Разницу между центростремительным ускорением и линейным замедлением ты, я надеюсь, помнишь?
– Послушай, птица, что я тебе скажу. Отчего полы стали стенами и стены полами, неизвестно. Может, от замедления, может, от охренения, а может, оттого что Кубыть год назад упустил червяка за завтраком. В основе всех наших знаний лежит утверждение, что «Крюх» окружен пустотой, в которой он летит с огромной скоростью с одного из спутников Договорной Ботвы. Я склонен думать, что эта исходная предпосылка неверна, значит, неверна и вся построенная на ней система знаний.
– Откуда в тебе столько скепсиса, птица? Можно подумать, ты не видел звезд.
– Видел, и застекленную дырку, и стену с лампочками за ней. Кабы это была пустота… – Проклепать издевательски раскрыл пасть и стреском провел по зубам верхней челюсти кончиком языка.
– Какие лампочки, рехнулся ты, что ли? Я смотрел на них в тринокль – не приближает.

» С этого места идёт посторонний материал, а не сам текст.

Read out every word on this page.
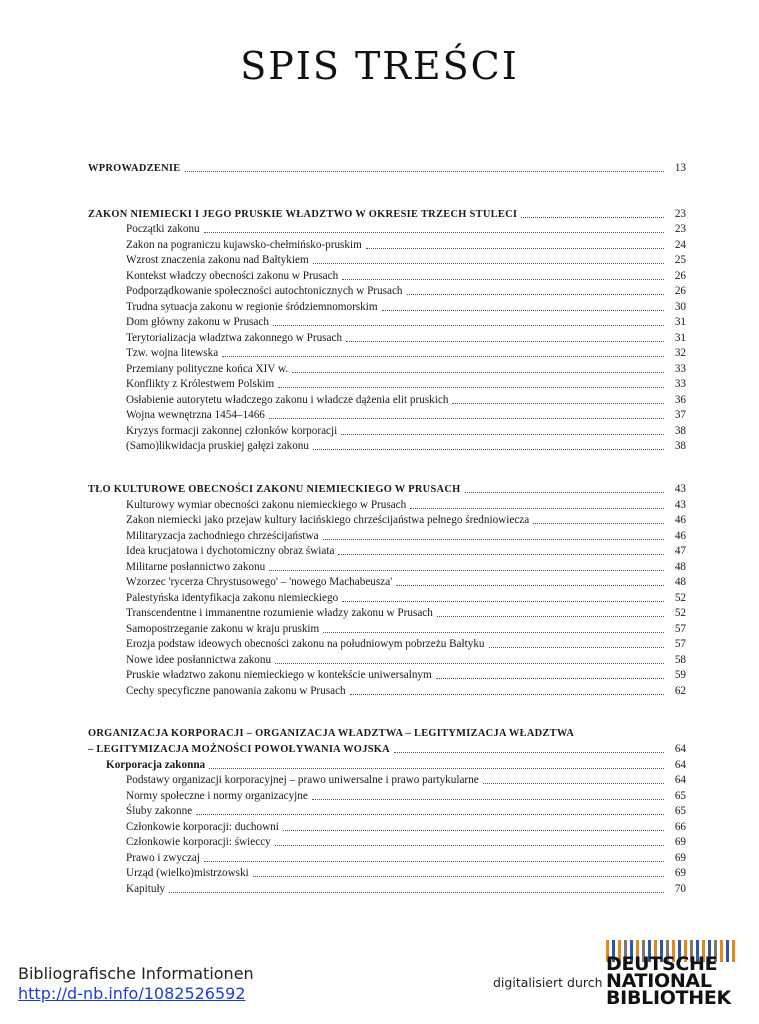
SPIS TREŚCI
WPROWADZENIE	13
ZAKON NIEMIECKI I JEGO PRUSKIE WŁADZTWO W OKRESIE TRZECH STULECI	23
Początki zakonu	23
Zakon na pograniczu kujawsko-chełmińsko-pruskim	24
Wzrost znaczenia zakonu nad Bałtykiem	25
Kontekst władczy obecności zakonu w Prusach	26
Podporządkowanie społeczności autochtonicznych w Prusach	26
Trudna sytuacja zakonu w regionie śródziemnomorskim	30
Dom główny zakonu w Prusach	31
Terytorializacja władztwa zakonnego w Prusach	31
Tzw. wojna litewska	32
Przemiany polityczne końca XIV w.	33
Konflikty z Królestwem Polskim	33
Osłabienie autorytetu władczego zakonu i władcze dążenia elit pruskich	36
Wojna wewnętrzna 1454–1466	37
Kryzys formacji zakonnej członków korporacji	38
(Samo)likwidacja pruskiej gałęzi zakonu	38
TŁO KULTUROWE OBECNOŚCI ZAKONU NIEMIECKIEGO W PRUSACH	43
Kulturowy wymiar obecności zakonu niemieckiego w Prusach	43
Zakon niemiecki jako przejaw kultury łacińskiego chrześcijaństwa pełnego średniowiecza	46
Militaryzacja zachodniego chrześcijaństwa	46
Idea krucjatowa i dychotomiczny obraz świata	47
Militarne posłannictwo zakonu	48
Wzorzec 'rycerza Chrystusowego' – 'nowego Machabeusza'	48
Palestyńska identyfikacja zakonu niemieckiego	52
Transcendentne i immanentne rozumienie władzy zakonu w Prusach	52
Samopostrzeganie zakonu w kraju pruskim	57
Erozja podstaw ideowych obecności zakonu na południowym pobrzeżu Bałtyku	57
Nowe idee posłannictwa zakonu	58
Pruskie władztwo zakonu niemieckiego w kontekście uniwersalnym	59
Cechy specyficzne panowania zakonu w Prusach	62
ORGANIZACJA KORPORACJI – ORGANIZACJA WŁADZTWA – LEGITYMIZACJA WŁADZTWA
– LEGITYMIZACJA MOŻNOŚCI POWOŁYWANIA WOJSKA	64
Korporacja zakonna	64
Podstawy organizacji korporacyjnej – prawo uniwersalne i prawo partykularne	64
Normy społeczne i normy organizacyjne	65
Śluby zakonne	65
Członkowie korporacji: duchowni	66
Członkowie korporacji: świeccy	69
Prawo i zwyczaj	69
Urząd (wielko)mistrzowski	69
Kapituły	70
Bibliografische Informationen
http://d-nb.info/1082526592
digitalisiert durch
DEUTSCHE
NATIONAL
BIBLIOTHEK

– Да как ты веришь триноклю? Можно подумать, ты сам его сделал! Ты знаешь, как он работает?
– Что я, оптику не знаю?
– Пойми, птичка! И все приборы, и все науки даны нам вместе с «Крюхом». Они – часть одной легенды с ним, составленной искусно и непротиворечиво, и их нельзя использовать для проверки этой же легенды. Надо пользоваться не хитрыми приборами и заумными построениями, а здравым смыслом! Ты когда-нибудь пытался представить себе Договорную Ботву? Леса, по которым можно лететь с вечера до ночи в любом направлении и не упереться в стену? И легенда о Договорной Ботве, и легенда о Цели основаны на одной идее – идее неограниченного пространства, идее пустоты, и эту идею наш здравый смысл и жизненный опыт категорически отвергает! Скажи, ты бывал в воздушном бассейне?
– Конечно, это входит в мою программу тренировок.
– А по своей воле пошел бы туда?
– В первый раз, пожалуй, сам бы побоялся, а теперь даже нравится.